Conventional delinquency rates remain historically low while FHA and VA delinquency rates grow
- Florida saw a 1% rise in overall delinquency rates from the third quarter
- The FHA delinquency rate increased 57 basis points to 11.03%
- The VA delinquency rate increased 12 basis points to 4.7%
A survey of fourth-quarter mortgage delinquencies affirmed the persistence of a worrying trend, the latest figures from the Mortgage Bankers Association (MBA) show.
As conventional delinquency rates “remain near historical lows,” government delinquency rates continue to grow, widening the spread between the two.
In the fourth quarter, the total delinquency rate for conventional loans decreased by 1 basis point to 2.62% from the previous quarter, while the FHA delinquency rate increased 57 basis points to 11.03%, and the VA delinquency rate increased 12 basis points to 4.7%.

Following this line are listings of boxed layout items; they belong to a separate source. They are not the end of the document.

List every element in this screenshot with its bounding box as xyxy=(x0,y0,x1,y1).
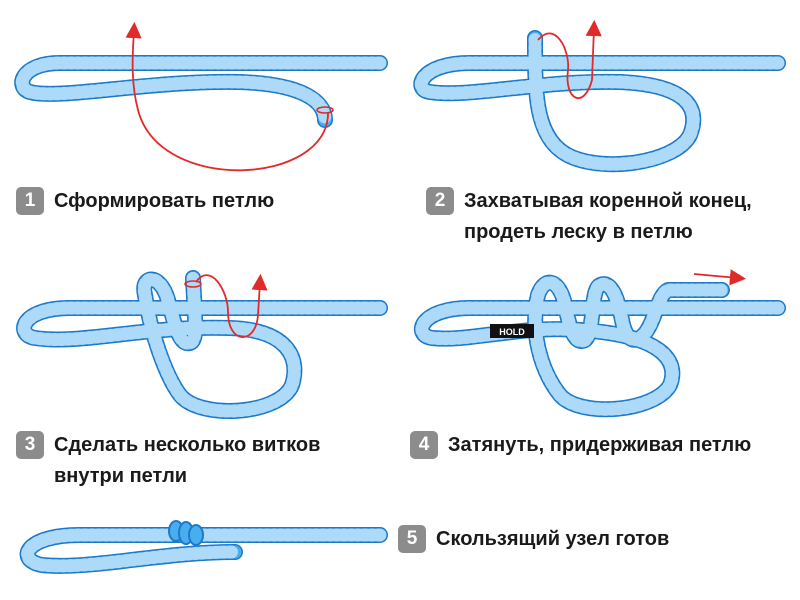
hold-tag: HOLD xyxy=(490,324,534,338)
illustration-step-2 xyxy=(413,19,786,173)
illustration-step-4: HOLD xyxy=(413,269,786,418)
step-1: 1 Сформировать петлю xyxy=(16,186,274,217)
step-number-badge: 4 xyxy=(410,431,438,459)
motion-arrow-step-4 xyxy=(693,269,747,286)
step-caption: Скользящий узел готов xyxy=(436,528,670,550)
step-number-badge: 5 xyxy=(398,525,426,553)
step-4: 4 Затянуть, придерживая петлю xyxy=(410,430,751,461)
illustration-step-3 xyxy=(16,270,388,419)
rope-end-mark xyxy=(316,106,334,114)
step-3: 3 Сделать несколько витков внутри петли xyxy=(16,430,320,492)
illustration-step-5 xyxy=(19,520,388,574)
step-caption: Затянуть, придерживая петлю xyxy=(448,434,752,456)
rope-step-4 xyxy=(413,274,786,418)
rope-end-mark xyxy=(184,280,202,288)
motion-arrow-step-1 xyxy=(125,21,329,172)
step-2: 2 Захватывая коренной конец, продеть лес… xyxy=(426,186,752,248)
step-5: 5 Скользящий узел готов xyxy=(398,524,669,555)
finished-knot xyxy=(168,520,204,546)
step-number-badge: 1 xyxy=(16,187,44,215)
motion-arrow-step-3 xyxy=(195,273,268,339)
hold-label: HOLD xyxy=(499,327,525,337)
step-number-badge: 3 xyxy=(16,431,44,459)
step-caption: Сделать несколько витков внутри петли xyxy=(54,434,321,487)
rope-step-2 xyxy=(413,30,786,173)
illustration-step-1 xyxy=(14,21,388,172)
rope-step-1 xyxy=(14,55,388,128)
motion-arrow-step-2 xyxy=(537,19,602,99)
step-caption: Захватывая коренной конец, продеть леску… xyxy=(464,190,752,243)
rope-step-3 xyxy=(16,270,388,419)
step-caption: Сформировать петлю xyxy=(54,190,275,212)
step-number-badge: 2 xyxy=(426,187,454,215)
rope-step-5 xyxy=(19,527,388,574)
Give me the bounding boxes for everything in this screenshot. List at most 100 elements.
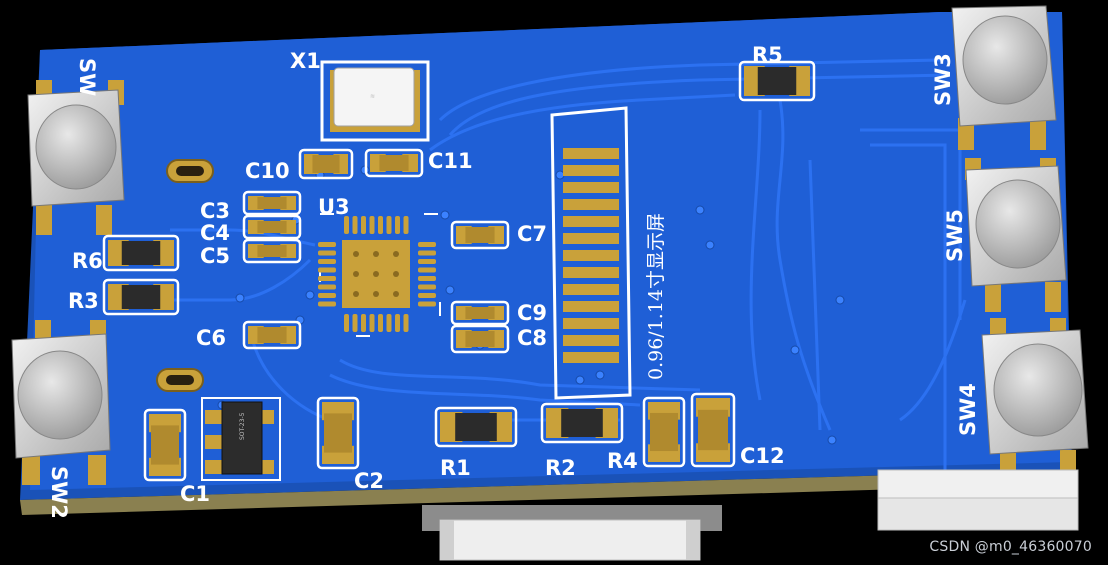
smd-component xyxy=(642,396,686,468)
mcu-pin xyxy=(403,314,409,332)
mcu-pin xyxy=(344,216,349,234)
crystal-x1: ≋ xyxy=(320,60,430,142)
watermark-text: CSDN @m0_46360070 xyxy=(929,539,1092,555)
label-c4: C4 xyxy=(200,221,230,245)
label-sw1: SW xyxy=(75,58,99,96)
lcd-pad xyxy=(563,233,619,244)
mcu-pin xyxy=(318,301,336,307)
label-c1: C1 xyxy=(180,482,210,506)
label-r5: R5 xyxy=(752,43,783,67)
label-c6: C6 xyxy=(196,326,226,350)
mcu-pin xyxy=(378,216,383,234)
switch-sw4[interactable] xyxy=(981,318,1089,480)
mcu-pin xyxy=(318,293,336,298)
smd-component xyxy=(434,406,518,448)
label-c9: C9 xyxy=(517,301,547,325)
mcu-pin xyxy=(418,242,436,247)
lcd-pad xyxy=(563,250,619,261)
lcd-pad xyxy=(563,318,619,329)
bottom-connector-left xyxy=(422,505,722,561)
label-r1: R1 xyxy=(440,456,471,480)
switch-sw1[interactable] xyxy=(27,80,125,235)
smd-component xyxy=(242,214,302,240)
regulator-sot23: SOT-23-5 xyxy=(201,397,281,481)
mcu-pin xyxy=(386,314,392,332)
lcd-pad xyxy=(563,165,619,176)
lcd-pad xyxy=(563,148,619,159)
smd-component xyxy=(242,238,302,264)
lcd-pad xyxy=(563,284,619,295)
smd-component xyxy=(690,392,736,468)
mcu-pin xyxy=(418,267,436,273)
label-c11: C11 xyxy=(428,149,473,173)
pcb-board xyxy=(20,12,1074,515)
switch-sw3[interactable] xyxy=(951,5,1057,150)
label-lcd: 0.96/1.14寸显示屏 xyxy=(645,213,667,380)
mcu-pin xyxy=(361,216,366,234)
lcd-pad xyxy=(563,352,619,363)
label-r3: R3 xyxy=(68,289,99,313)
label-c5: C5 xyxy=(200,244,230,268)
mcu-u3 xyxy=(318,213,441,337)
mcu-pin xyxy=(418,276,436,281)
smd-component xyxy=(102,234,180,272)
smd-component xyxy=(738,60,816,102)
switch-sw5[interactable] xyxy=(965,158,1067,312)
smd-component xyxy=(242,320,302,350)
silkscreen-labels: X1 U3 C10 C11 C3 C4 C5 C6 C7 C9 C8 R6 R3… xyxy=(47,43,980,519)
mcu-pin xyxy=(395,314,400,332)
passive-components xyxy=(102,60,816,482)
lcd-pad xyxy=(563,182,619,193)
mcu-pin xyxy=(418,259,436,264)
label-sw3: SW3 xyxy=(931,53,955,106)
smd-component xyxy=(450,324,510,354)
label-c12: C12 xyxy=(740,444,785,468)
mounting-slots xyxy=(156,159,214,392)
label-sw2: SW2 xyxy=(47,466,71,519)
lcd-pad xyxy=(563,335,619,346)
mcu-pin xyxy=(378,314,383,332)
label-c8: C8 xyxy=(517,326,547,350)
lcd-pad xyxy=(563,301,619,312)
copper-traces xyxy=(120,58,967,470)
mcu-pin xyxy=(403,216,409,234)
smd-component xyxy=(364,148,424,178)
lcd-pad xyxy=(563,199,619,210)
label-c3: C3 xyxy=(200,199,230,223)
smd-component xyxy=(450,220,510,250)
smd-component xyxy=(298,148,354,180)
label-r6: R6 xyxy=(72,249,103,273)
mcu-pin xyxy=(318,250,336,256)
mcu-pin xyxy=(352,216,358,234)
crystal-marking: ≋ xyxy=(370,93,375,100)
label-x1: X1 xyxy=(290,49,321,73)
smd-component xyxy=(450,300,510,326)
label-sw5: SW5 xyxy=(943,209,967,262)
label-r2: R2 xyxy=(545,456,576,480)
mcu-pin xyxy=(344,314,349,332)
label-u3: U3 xyxy=(318,195,350,219)
regulator-marking: SOT-23-5 xyxy=(239,412,246,440)
smd-component xyxy=(143,408,187,482)
mcu-pin xyxy=(318,242,336,247)
mcu-pin xyxy=(361,314,366,332)
smd-component xyxy=(316,396,360,470)
mcu-pin xyxy=(418,284,436,290)
mcu-pin xyxy=(352,314,358,332)
mcu-pin xyxy=(318,259,336,264)
lcd-connector xyxy=(550,106,632,400)
mcu-pin xyxy=(395,216,400,234)
mcu-pin xyxy=(418,293,436,298)
label-r4: R4 xyxy=(607,449,638,473)
smd-component xyxy=(102,278,180,316)
mcu-pin xyxy=(418,301,436,307)
switch-sw2[interactable] xyxy=(11,320,111,485)
lcd-pad xyxy=(563,216,619,227)
mcu-pin xyxy=(418,250,436,256)
lcd-pad xyxy=(563,267,619,278)
smd-component xyxy=(242,190,302,216)
bottom-connector-right xyxy=(877,469,1079,531)
mcu-pin xyxy=(369,216,375,234)
mcu-pin xyxy=(318,267,336,273)
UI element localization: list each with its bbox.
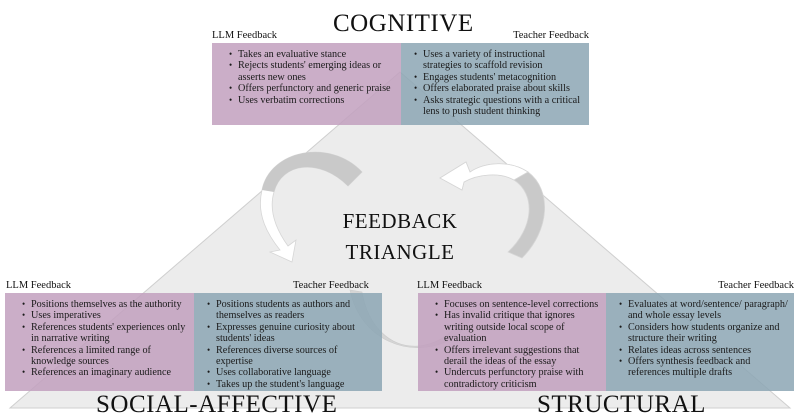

The overall delinquency rate for mortgage loans on one-to-four-unit residential properties increased to a seasonally adjusted rate of 3.98% of all loans outstanding at the end of the fourth quarter of 2024, the MBA’s National Delinquency Survey shows.
That represents a 6 basis-point rise quarterly and 10 basis-point rise from the fourth quarter of 2023 for the total delinquency rate. By loan type, delinquency rates increased by 1 basis point for conventional loans, 22 basis points for FHA loans, and 63 basis points for VA loans on a yearly basis.
“Although mortgage delinquencies rose only ten basis points in the fourth quarter of 2024 compared to one year ago, the composition of the delinquencies changed,” said Marina Walsh, CMB, MBA’s Vice President of Industry Analysis. “Conventional delinquencies remain near historical lows, but FHA and VA delinquencies are increasing at a faster pace.”
The spread between FHA and conventional delinquency rates reached 841 basis points by the end of the fourth quarter, while the VA and conventional spread was 208 basis points.
“Government loans are also rolling to later stages of delinquency,” Walsh added. “Compared to one year ago, the seriously delinquent rate rose seventy basis points for FHA loans and fifty-seven basis points for VA loans, but only two basis points for conventional loans.”
Economic headwinds including inflationary pressures, natural disasters, lower personal savings rates, increasing consumer debt, and rising escrow costs for insurance and property taxes were cited as factors potentially contributing to higher delinquency rates with government borrowers.
“All of these factors may be impacting government borrowers to a greater extent than conventional borrowers,” the MBA’s report read.
States that experienced the largest quarterly increases in overall delinquency rates were Florida (+99 basis points), South Carolina (+59 basis points), North Carolina (+40 basis points), Georgia (+39 basis points), and Louisiana (+32 basis points).